1.They show the value of everything the company owns made up of its assets and liabilities
2.The balance sheet demonstrates the value of the business at any given point in time
What is a cashflow forecast?
- A cashflow forecast summarises the amount of cash or cash equivalents entering and leaving a company or project entity
- On construction projects, they usually show an S curve
3.There is typically a small financial outlay at the start, a steep increase during the midpoint and a taper down towards the end.
What is an S-curve?
- S-curve means standard and refers to the shape of the expenditure profile when shown in a graphical form
- During the start of the project, the rate of expenditure is typically lower due to site site up and lower value enabling works
3.As the scheme progresses to the middle of the programme, the rate of expenditure will typically increase as more expensive building components are installed - Towards the back end of the programme, the rate of expenditure will slow down which is shown by the flattening of the S-curve.
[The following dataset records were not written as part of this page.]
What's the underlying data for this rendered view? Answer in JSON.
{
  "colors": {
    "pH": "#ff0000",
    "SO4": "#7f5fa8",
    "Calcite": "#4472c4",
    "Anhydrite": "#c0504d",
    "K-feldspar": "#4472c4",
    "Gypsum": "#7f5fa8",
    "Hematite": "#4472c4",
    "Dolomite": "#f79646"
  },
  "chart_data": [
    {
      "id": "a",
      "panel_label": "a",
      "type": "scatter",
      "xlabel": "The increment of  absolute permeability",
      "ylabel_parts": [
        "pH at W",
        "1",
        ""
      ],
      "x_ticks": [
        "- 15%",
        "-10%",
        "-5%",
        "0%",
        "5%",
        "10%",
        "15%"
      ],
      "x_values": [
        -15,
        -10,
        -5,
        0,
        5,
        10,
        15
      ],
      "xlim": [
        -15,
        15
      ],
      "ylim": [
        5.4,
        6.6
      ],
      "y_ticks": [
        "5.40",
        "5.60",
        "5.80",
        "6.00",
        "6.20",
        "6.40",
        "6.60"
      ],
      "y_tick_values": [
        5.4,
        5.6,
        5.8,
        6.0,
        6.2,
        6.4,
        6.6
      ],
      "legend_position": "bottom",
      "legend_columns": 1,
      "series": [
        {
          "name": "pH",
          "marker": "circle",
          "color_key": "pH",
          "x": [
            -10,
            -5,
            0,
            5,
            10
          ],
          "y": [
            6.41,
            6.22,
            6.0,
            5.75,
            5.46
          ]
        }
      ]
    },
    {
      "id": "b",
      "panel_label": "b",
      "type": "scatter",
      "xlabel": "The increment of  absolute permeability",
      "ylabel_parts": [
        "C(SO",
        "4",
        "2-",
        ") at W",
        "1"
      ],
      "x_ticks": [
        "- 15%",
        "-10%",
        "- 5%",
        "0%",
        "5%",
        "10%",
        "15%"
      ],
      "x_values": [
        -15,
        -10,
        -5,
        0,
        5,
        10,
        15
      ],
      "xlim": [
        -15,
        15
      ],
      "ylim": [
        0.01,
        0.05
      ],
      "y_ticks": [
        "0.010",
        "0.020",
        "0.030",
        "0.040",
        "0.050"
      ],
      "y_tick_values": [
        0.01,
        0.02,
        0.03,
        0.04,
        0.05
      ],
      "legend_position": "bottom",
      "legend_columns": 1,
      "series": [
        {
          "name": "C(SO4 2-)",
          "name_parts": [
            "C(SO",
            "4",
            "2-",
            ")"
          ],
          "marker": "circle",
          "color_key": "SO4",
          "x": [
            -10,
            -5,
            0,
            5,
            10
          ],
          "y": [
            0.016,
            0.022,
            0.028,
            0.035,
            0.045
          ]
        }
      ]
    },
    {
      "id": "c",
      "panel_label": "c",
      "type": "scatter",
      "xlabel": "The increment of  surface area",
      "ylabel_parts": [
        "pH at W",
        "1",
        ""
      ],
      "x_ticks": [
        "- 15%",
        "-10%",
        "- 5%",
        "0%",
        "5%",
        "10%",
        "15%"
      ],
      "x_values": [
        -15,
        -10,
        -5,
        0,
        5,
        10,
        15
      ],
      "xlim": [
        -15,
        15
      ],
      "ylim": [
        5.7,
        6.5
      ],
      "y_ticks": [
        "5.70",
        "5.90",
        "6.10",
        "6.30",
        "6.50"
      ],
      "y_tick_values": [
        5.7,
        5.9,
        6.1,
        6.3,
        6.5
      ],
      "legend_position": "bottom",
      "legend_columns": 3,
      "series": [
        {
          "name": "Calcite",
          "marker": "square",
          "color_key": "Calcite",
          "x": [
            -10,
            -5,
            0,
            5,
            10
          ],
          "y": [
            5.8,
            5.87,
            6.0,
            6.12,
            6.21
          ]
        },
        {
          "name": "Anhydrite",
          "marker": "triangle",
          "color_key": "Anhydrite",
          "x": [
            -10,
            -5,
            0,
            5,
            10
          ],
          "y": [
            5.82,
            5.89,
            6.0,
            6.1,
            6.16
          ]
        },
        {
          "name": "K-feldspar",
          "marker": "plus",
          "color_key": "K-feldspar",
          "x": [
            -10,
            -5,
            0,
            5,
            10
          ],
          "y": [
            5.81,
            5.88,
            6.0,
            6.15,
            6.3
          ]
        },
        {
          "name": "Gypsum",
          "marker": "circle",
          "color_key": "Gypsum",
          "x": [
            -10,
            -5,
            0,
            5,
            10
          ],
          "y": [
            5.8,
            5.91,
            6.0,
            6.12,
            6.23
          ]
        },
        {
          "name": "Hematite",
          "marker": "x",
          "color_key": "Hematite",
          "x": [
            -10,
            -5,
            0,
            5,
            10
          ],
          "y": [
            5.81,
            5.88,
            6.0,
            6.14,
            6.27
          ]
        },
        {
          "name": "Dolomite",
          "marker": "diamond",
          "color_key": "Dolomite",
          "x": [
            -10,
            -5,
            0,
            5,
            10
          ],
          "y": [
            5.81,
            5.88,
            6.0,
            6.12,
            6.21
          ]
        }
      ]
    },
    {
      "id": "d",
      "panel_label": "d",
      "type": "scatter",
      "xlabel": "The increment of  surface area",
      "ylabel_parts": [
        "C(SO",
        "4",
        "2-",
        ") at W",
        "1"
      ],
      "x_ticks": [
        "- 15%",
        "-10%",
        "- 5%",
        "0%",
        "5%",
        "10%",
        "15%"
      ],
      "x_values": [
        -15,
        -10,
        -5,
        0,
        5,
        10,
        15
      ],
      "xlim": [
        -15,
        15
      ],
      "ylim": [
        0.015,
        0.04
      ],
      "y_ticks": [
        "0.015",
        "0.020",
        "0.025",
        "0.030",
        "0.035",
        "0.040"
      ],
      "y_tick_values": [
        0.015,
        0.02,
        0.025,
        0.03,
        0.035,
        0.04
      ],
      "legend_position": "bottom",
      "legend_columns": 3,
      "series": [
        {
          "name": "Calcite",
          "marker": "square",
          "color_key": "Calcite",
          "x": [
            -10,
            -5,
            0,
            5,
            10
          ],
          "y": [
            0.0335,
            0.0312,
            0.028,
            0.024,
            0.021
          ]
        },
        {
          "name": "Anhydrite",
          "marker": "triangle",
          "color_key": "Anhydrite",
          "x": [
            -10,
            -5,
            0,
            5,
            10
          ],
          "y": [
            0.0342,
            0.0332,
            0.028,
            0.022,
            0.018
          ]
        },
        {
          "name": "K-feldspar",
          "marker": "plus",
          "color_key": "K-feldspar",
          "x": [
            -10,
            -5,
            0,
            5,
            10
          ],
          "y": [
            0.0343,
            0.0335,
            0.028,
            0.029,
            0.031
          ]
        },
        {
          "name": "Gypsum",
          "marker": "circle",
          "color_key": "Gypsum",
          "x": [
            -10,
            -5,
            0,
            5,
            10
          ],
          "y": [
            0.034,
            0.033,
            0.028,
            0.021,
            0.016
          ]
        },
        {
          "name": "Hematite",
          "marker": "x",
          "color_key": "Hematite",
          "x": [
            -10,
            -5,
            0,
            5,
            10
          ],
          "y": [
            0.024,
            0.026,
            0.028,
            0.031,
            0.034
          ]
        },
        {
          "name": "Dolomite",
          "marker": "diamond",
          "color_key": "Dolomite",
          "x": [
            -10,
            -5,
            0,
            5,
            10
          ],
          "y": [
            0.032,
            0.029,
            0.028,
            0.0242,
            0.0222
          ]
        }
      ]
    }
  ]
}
How are s-curves used by surveyors?
- To track, analyse and assess business accounts and performance
- For assessing the financial strengths of a contractors
- to compare actual progress of the works against pre-contract predictions.
What are escrow accounts?
- A separate account owned by a third party, held on behalf of two other parties
- A bank account with defined contractual conditions for the release of funds
- They can be used as a project bank account
- Mechanisms must be in place for the release of funds, such as payment certificates.
When have you used company accounts in your works?
To assess the financial strength of contractors as a pre-qualification stage and tender stage
How do you analyse a company’s accounts?
- The clients accountants will out the detailed analysis but i can look at the warning signs by calculating ratios such as liquidity ratios, profitability ratios and gearing ratios
- I should always calculate the ratios myself as those included in the company accounts may have been manipulated
- I should always use the group or consolidated accounts rather than the company accounts unless it is a limited company
What is Dun and Bradstreet report?
A Dun & Bradstreet (D&B) report is a business credit report that provides detailed information about a company’s financial health, creditworthiness, and operational history. It is widely used by lenders, suppliers, investors, and business partners to assess risk before engaging in transactions.
Why is D&B Report important?
Why Is It Important?
Suppliers use it to determine credit terms.
Lenders use it to assess loan risk.
Partners & clients use it to evaluate reliability.
Businesses use it to monitor their own creditworthiness.
D&B
PAYDEX® Score: Ranges from 0–100; shows payment performance (80+ = timely payments).
Delinquency Predictor Score: Likelihood a company will miss payments.
Failure Score: Predicts risk of business closure or bankruptcy.